Regardless of when the document is released, after three years of work, forces on both sides of the contentious issue have already drawn lines in the Marcellus shale, which sits beneath the Southern Tier.
Anti-drillers want fracking banned. They say it will pollute the pristine water of rural places like Sullivan, even though some experts say the gas beneath much of the county isn’t worth drilling.
“Anything short of a prohibition in the Catskills, including the Delaware watershed, is inadequate,” says Ramsay Adams, executive director of Catskill Mountainkeeper.
Opponents like Adams are bolstered by recent New York Times stories claiming the gas industry overestimated the quantity and profitability of shale gas.
The stories — which Chesapeake Energy CEO Aubrey McClendon calls “misleading at best” — prompted calls for investigations by lawmakers like Rep. Maurice Hinchey, D-Hurley.

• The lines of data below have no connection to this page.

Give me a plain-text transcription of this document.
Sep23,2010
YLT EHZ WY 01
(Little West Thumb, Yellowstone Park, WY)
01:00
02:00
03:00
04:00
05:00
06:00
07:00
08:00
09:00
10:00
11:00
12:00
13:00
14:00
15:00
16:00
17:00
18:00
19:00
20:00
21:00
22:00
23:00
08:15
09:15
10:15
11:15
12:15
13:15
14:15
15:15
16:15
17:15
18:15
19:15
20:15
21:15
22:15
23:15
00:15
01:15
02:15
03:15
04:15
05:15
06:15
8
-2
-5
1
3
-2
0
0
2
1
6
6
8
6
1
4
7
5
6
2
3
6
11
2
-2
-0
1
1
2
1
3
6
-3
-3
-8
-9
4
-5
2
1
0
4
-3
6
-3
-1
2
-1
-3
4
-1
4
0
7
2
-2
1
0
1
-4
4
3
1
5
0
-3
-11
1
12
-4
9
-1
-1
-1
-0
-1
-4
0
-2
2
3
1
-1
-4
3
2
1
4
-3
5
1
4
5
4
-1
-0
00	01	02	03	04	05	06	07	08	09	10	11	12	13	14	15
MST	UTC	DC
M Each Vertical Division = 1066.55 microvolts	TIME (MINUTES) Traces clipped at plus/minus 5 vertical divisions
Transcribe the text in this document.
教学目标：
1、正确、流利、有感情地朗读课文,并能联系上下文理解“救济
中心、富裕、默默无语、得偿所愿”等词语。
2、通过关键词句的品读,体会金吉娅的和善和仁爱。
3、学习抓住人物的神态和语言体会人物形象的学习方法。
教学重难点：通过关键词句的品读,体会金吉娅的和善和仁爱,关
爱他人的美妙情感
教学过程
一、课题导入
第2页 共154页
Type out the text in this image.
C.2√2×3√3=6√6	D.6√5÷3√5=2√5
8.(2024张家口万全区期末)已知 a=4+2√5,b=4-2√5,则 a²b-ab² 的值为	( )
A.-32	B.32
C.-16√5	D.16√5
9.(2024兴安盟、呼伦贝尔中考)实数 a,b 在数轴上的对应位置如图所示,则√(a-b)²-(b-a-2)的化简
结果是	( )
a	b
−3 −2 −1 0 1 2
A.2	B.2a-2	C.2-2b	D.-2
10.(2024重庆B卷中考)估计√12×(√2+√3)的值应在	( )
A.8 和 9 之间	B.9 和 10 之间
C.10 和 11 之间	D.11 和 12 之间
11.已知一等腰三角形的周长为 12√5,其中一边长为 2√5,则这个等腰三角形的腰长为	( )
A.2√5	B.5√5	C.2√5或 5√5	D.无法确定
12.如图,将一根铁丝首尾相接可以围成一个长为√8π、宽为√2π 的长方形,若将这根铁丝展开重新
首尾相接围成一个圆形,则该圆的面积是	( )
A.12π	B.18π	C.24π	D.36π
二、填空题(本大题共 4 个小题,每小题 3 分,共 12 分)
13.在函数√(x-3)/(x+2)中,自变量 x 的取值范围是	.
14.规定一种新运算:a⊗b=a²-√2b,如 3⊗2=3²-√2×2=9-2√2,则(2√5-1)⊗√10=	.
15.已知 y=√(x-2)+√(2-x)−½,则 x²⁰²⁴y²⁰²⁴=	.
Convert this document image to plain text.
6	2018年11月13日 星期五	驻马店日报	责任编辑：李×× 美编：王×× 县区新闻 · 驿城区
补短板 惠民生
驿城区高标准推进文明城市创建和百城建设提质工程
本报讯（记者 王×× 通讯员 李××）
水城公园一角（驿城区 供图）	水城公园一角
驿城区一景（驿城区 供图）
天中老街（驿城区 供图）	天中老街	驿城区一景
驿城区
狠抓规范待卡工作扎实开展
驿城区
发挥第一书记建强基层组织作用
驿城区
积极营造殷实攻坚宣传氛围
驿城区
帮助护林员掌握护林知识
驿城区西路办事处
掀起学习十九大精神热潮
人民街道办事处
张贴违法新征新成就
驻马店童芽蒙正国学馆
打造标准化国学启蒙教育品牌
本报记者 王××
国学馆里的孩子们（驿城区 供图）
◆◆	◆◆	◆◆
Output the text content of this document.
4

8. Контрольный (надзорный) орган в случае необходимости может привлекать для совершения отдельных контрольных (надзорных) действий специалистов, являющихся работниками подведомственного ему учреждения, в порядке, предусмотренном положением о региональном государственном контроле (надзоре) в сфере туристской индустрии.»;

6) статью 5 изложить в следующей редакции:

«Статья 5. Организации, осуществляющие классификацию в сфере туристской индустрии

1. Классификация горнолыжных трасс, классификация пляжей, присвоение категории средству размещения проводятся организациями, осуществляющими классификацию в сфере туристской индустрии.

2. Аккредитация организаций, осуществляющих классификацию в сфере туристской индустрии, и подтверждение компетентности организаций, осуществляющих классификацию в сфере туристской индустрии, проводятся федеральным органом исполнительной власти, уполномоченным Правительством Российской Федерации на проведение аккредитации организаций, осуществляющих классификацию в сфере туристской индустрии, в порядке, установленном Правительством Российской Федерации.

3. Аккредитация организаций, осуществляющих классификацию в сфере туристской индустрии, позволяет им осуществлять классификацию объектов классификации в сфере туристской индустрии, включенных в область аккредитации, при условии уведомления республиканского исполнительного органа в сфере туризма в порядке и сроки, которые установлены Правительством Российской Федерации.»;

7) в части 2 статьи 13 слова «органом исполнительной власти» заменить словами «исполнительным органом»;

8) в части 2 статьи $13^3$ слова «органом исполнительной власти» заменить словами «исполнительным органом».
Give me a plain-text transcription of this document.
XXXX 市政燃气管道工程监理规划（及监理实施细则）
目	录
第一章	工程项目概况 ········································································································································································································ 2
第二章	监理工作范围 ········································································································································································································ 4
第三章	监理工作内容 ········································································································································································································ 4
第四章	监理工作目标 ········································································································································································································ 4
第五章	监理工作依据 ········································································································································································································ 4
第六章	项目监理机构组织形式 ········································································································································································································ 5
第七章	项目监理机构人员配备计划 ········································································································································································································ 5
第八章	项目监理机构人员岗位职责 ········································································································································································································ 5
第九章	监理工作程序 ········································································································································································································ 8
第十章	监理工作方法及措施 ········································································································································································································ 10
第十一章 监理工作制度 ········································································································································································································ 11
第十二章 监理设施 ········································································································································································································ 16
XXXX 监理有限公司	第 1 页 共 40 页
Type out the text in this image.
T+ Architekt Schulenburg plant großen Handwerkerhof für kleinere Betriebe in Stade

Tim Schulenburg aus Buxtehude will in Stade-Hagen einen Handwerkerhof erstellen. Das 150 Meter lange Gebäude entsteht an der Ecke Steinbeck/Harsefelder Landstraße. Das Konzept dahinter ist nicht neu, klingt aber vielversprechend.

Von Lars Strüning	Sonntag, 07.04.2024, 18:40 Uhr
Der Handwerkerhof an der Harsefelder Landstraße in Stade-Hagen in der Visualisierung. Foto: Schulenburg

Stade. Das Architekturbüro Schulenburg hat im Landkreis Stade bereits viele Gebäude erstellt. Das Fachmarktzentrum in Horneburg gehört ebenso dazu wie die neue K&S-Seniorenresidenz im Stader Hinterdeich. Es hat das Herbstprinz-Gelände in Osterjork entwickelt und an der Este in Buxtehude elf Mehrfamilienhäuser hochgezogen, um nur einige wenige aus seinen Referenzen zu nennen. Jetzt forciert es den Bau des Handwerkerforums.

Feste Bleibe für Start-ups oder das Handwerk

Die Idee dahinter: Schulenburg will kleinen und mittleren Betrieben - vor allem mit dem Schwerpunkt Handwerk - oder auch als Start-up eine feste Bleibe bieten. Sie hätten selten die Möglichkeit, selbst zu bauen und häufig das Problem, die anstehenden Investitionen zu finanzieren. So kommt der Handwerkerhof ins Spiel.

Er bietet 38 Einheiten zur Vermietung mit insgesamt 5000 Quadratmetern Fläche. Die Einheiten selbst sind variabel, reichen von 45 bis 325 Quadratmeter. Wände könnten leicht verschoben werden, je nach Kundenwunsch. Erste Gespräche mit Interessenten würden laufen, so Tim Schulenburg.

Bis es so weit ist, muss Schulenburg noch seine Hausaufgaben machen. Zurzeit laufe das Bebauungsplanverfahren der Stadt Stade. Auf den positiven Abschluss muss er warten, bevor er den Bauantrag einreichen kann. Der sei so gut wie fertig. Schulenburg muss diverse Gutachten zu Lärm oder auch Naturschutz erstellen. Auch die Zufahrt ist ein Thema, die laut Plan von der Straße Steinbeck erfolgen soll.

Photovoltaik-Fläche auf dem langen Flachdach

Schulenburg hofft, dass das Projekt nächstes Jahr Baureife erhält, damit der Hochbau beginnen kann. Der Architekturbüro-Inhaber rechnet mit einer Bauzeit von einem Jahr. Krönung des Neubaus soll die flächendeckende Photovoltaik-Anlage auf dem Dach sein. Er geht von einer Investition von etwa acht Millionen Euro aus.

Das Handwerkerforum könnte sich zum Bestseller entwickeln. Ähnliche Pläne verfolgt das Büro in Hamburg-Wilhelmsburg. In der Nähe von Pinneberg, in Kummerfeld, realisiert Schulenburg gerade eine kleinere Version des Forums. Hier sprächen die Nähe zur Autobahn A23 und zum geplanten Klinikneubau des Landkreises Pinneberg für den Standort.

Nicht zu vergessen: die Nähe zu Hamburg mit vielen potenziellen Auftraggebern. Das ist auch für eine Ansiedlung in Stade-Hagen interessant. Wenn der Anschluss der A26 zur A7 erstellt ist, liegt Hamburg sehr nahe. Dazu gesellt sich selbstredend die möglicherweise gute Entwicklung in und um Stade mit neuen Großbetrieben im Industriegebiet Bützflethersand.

Drilling advocates say they’ve waited long enough for the economic benefits that drilling can bring to poor places like Sullivan. They point to decades of gas-drilling safety in New York state under strict regulations.
“New York’s natural gas industry has an extraordinary safety record and a proven record of environmental protection,” says Deborah Fasser, spokeswoman for the Independent Oil and Gas Association of New York.
She points out that the Times stories focus on other parts of the country besides New York, such as Louisiana and Texas.
“What has occurred in other states has not happened here,” she said.
“It is not necessarily the final draft form that will be presented for comment,” DEC spokesman Michael Bopp recently said of the document, the Supplemental Generic Environmental Impact Statement, that will ultimately regulate the controversial horizontal drilling method of “fracking.”
“We will meet the directive Friday,” added DEC spokeswoman Emily De Santis. “The details of the public release are still being worked out.”